Monday, January 30, 2012

The Metaphysical Pictures of Wadsworth and White



I mentioned in an earlier post that I have been thinking a lot about the distortion of space in the imagination. Recently, I discovered a contemporary painter that seems to be dabbling in a few of the ideas I was writing about.


Eric White creates collages of remembered characters from old pictures, trapped in impossible rooms; sometimes impossible cars. I feel a little embarrassed to be so obsessed with someone so closely associated with the Lowbrow movement, but I think his good work is accomplishing very different goals than the cute plastic toys of his bicoastal friends.


White often talks about the "metaphysical" nature of his paintings, something I recognize in the works of De Chirico or Edward Wadsworth. I think Wadsworth's later surrealist landscapes are notable because they deal exclusively in matters of a kind of heightened awareness that makes ordinary objects inexplicably present and significant. It would be easy to dismiss his seashells if you've never had a lucid dream. What we see that isn't shown— the irrational, the metaphysical; is the true content of his paintings.




The misfits of veristic surrealism: De Chirico, Balthus, Magritte, Delvaux, Wadsworth (even Freud and Hopper); employ an innate grammar of paranoid recognition. First, there is psychologically potent content with little regard to the pretenses of automatic techniques. We are dealing with images of things; things that are irrational but understood. And secondly, maybe most importantly, we see a focus on the intimate experiences of paying attention. Metaphysical painting is about the excitement that comes with simple perception, and its habitual faults.

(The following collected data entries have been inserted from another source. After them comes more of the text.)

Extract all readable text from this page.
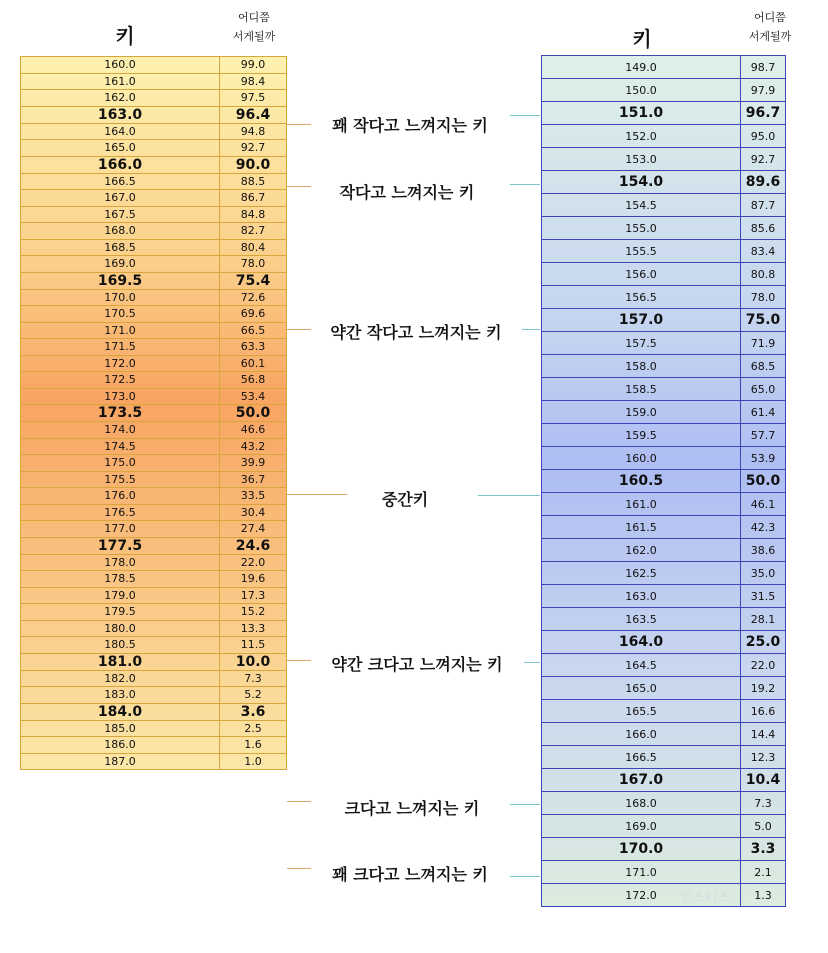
키
어디쯤
서게될까	키
어디쯤
서게될까
160.0	99.0
161.0	98.4
162.0	97.5
163.0	96.4
164.0	94.8
165.0	92.7
166.0	90.0
166.5	88.5
167.0	86.7
167.5	84.8
168.0	82.7
168.5	80.4
169.0	78.0
169.5	75.4
170.0	72.6
170.5	69.6
171.0	66.5
171.5	63.3
172.0	60.1
172.5	56.8
173.0	53.4
173.5	50.0
174.0	46.6
174.5	43.2
175.0	39.9
175.5	36.7
176.0	33.5
176.5	30.4
177.0	27.4
177.5	24.6
178.0	22.0
178.5	19.6
179.0	17.3
179.5	15.2
180.0	13.3
180.5	11.5
181.0	10.0
182.0	7.3
183.0	5.2
184.0	3.6
185.0	2.5
186.0	1.6
187.0	1.0
149.0	98.7
150.0	97.9
151.0	96.7
152.0	95.0
153.0	92.7
154.0	89.6
154.5	87.7
155.0	85.6
155.5	83.4
156.0	80.8
156.5	78.0
157.0	75.0
157.5	71.9
158.0	68.5
158.5	65.0
159.0	61.4
159.5	57.7
160.0	53.9
160.5	50.0
161.0	46.1
161.5	42.3
162.0	38.6
162.5	35.0
163.0	31.5
163.5	28.1
164.0	25.0
164.5	22.0
165.0	19.2
165.5	16.6
166.0	14.4
166.5	12.3
167.0	10.4
168.0	7.3
169.0	5.0
170.0	3.3
171.0	2.1
172.0	1.3
꽤 작다고 느껴지는 키
작다고 느껴지는 키
약간 작다고 느껴지는 키
중간키
약간 크다고 느껴지는 키
크다고 느껴지는 키
꽤 크다고 느껴지는 키
인스티즈
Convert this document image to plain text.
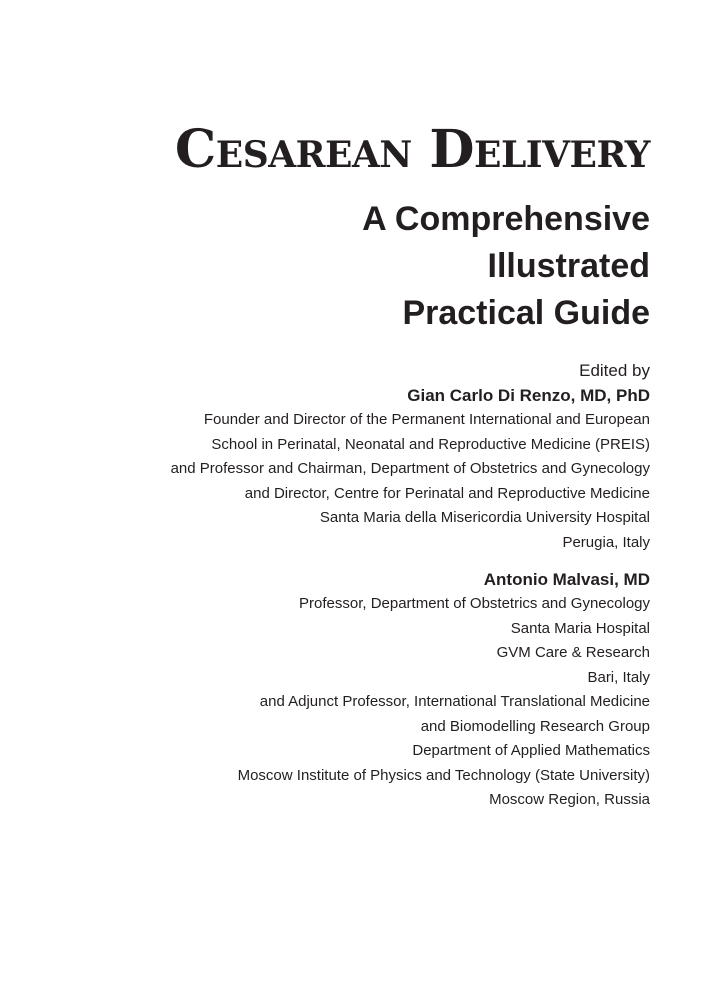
Cesarean Delivery
A Comprehensive
Illustrated
Practical Guide
Edited by
Gian Carlo Di Renzo, MD, PhD
Founder and Director of the Permanent International and European
School in Perinatal, Neonatal and Reproductive Medicine (PREIS)
and Professor and Chairman, Department of Obstetrics and Gynecology
and Director, Centre for Perinatal and Reproductive Medicine
Santa Maria della Misericordia University Hospital
Perugia, Italy
Antonio Malvasi, MD
Professor, Department of Obstetrics and Gynecology
Santa Maria Hospital
GVM Care & Research
Bari, Italy
and Adjunct Professor, International Translational Medicine
and Biomodelling Research Group
Department of Applied Mathematics
Moscow Institute of Physics and Technology (State University)
Moscow Region, Russia
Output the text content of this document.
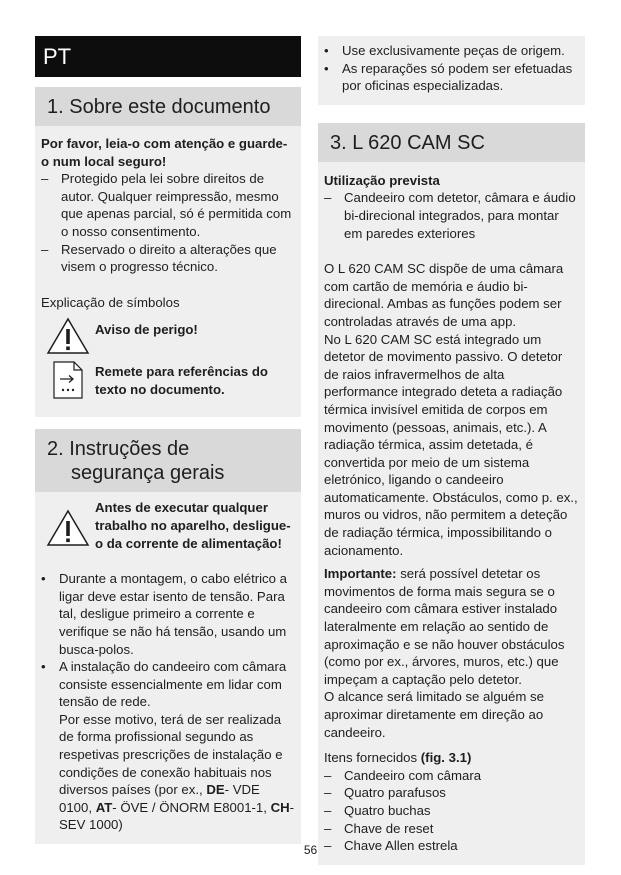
PT
1. Sobre este documento

Por favor, leia-o com atenção e guarde-o num local seguro!

– Protegido pela lei sobre direitos de autor. Qualquer reimpressão, mesmo que apenas parcial, só é permitida com o nosso consentimento.

– Reservado o direito a alterações que visem o progresso técnico.

Explicação de símbolos

Aviso de perigo!
Remete para referências do texto no documento.
2. Instruções de
segurança gerais
Antes de executar qualquer trabalho no aparelho, desligue-o da corrente de alimentação!

• Durante a montagem, o cabo elétrico a ligar deve estar isento de tensão. Para tal, desligue primeiro a corrente e verifique se não há tensão, usando um busca-polos.

• A instalação do candeeiro com câmara consiste essencialmente em lidar com tensão de rede.

Por esse motivo, terá de ser realizada de forma profissional segundo as respetivas prescrições de instalação e condições de conexão habituais nos diversos países (por ex., DE- VDE 0100, AT- ÖVE / ÖNORM E8001-1, CH- SEV 1000)

• Use exclusivamente peças de origem.

• As reparações só podem ser efetuadas por oficinas especializadas.

3. L 620 CAM SC

Utilização prevista

– Candeeiro com detetor, câmara e áudio bi-direcional integrados, para montar em paredes exteriores

O L 620 CAM SC dispõe de uma câmara com cartão de memória e áudio bi-direcional. Ambas as funções podem ser controladas através de uma app.

No L 620 CAM SC está integrado um detetor de movimento passivo. O detetor de raios infravermelhos de alta performance integrado deteta a radiação térmica invisível emitida de corpos em movimento (pessoas, animais, etc.). A radiação térmica, assim detetada, é convertida por meio de um sistema eletrónico, ligando o candeeiro automaticamente. Obstáculos, como p. ex., muros ou vidros, não permitem a deteção de radiação térmica, impossibilitando o acionamento.

Importante: será possível detetar os movimentos de forma mais segura se o candeeiro com câmara estiver instalado lateralmente em relação ao sentido de aproximação e se não houver obstáculos (como por ex., árvores, muros, etc.) que impeçam a captação pelo detetor.

O alcance será limitado se alguém se aproximar diretamente em direção ao candeeiro.

Itens fornecidos (fig. 3.1)

– Candeeiro com câmara

– Quatro parafusos

– Quatro buchas

– Chave de reset

– Chave Allen estrela

56
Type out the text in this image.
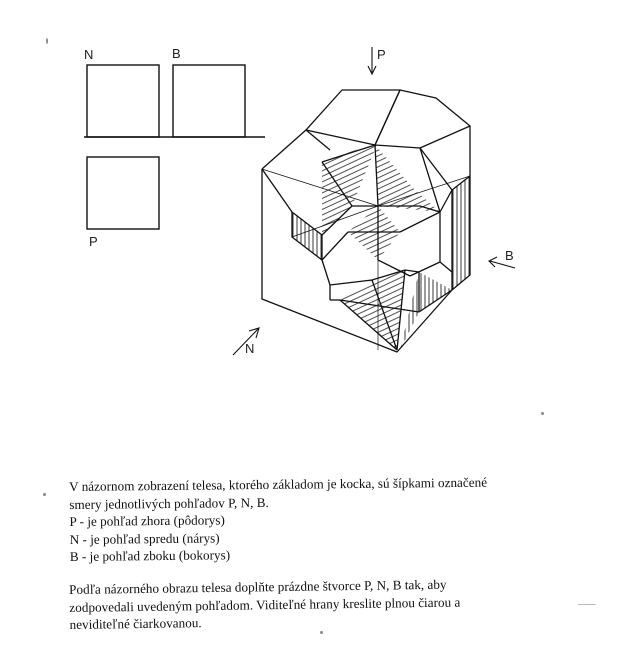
N	B
P
P
B
N
V názornom zobrazení telesa, ktorého základom je kocka, sú šípkami označené
smery jednotlivých pohľadov P, N, B.
P - je pohľad zhora (pôdorys)
N - je pohľad spredu (nárys)
B - je pohľad zboku (bokorys)
Podľa názorného obrazu telesa doplňte prázdne štvorce P, N, B tak, aby
zodpovedali uvedeným pohľadom. Viditeľné hrany kreslite plnou čiarou a
neviditeľné čiarkovanou.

Eric White's best work has a similar fetish for lucidity, along with the waking daymare quality that seems to occupy the other side of the coin. The cropping and segmentation of space in his collages suggest the same logic that the mind employs to make sense of the chaos of dreams, or transcend the limitations of linear time. I suppose what he is doing could be called Pop Surrealism. I feel that he sometimes teeters on inspiration, falling back from time to time on the tired conventions of his hipster colleagues. But as far as his ability to successfully wield the subconscious toward serious surreal work is concerned, he is without peer in his time.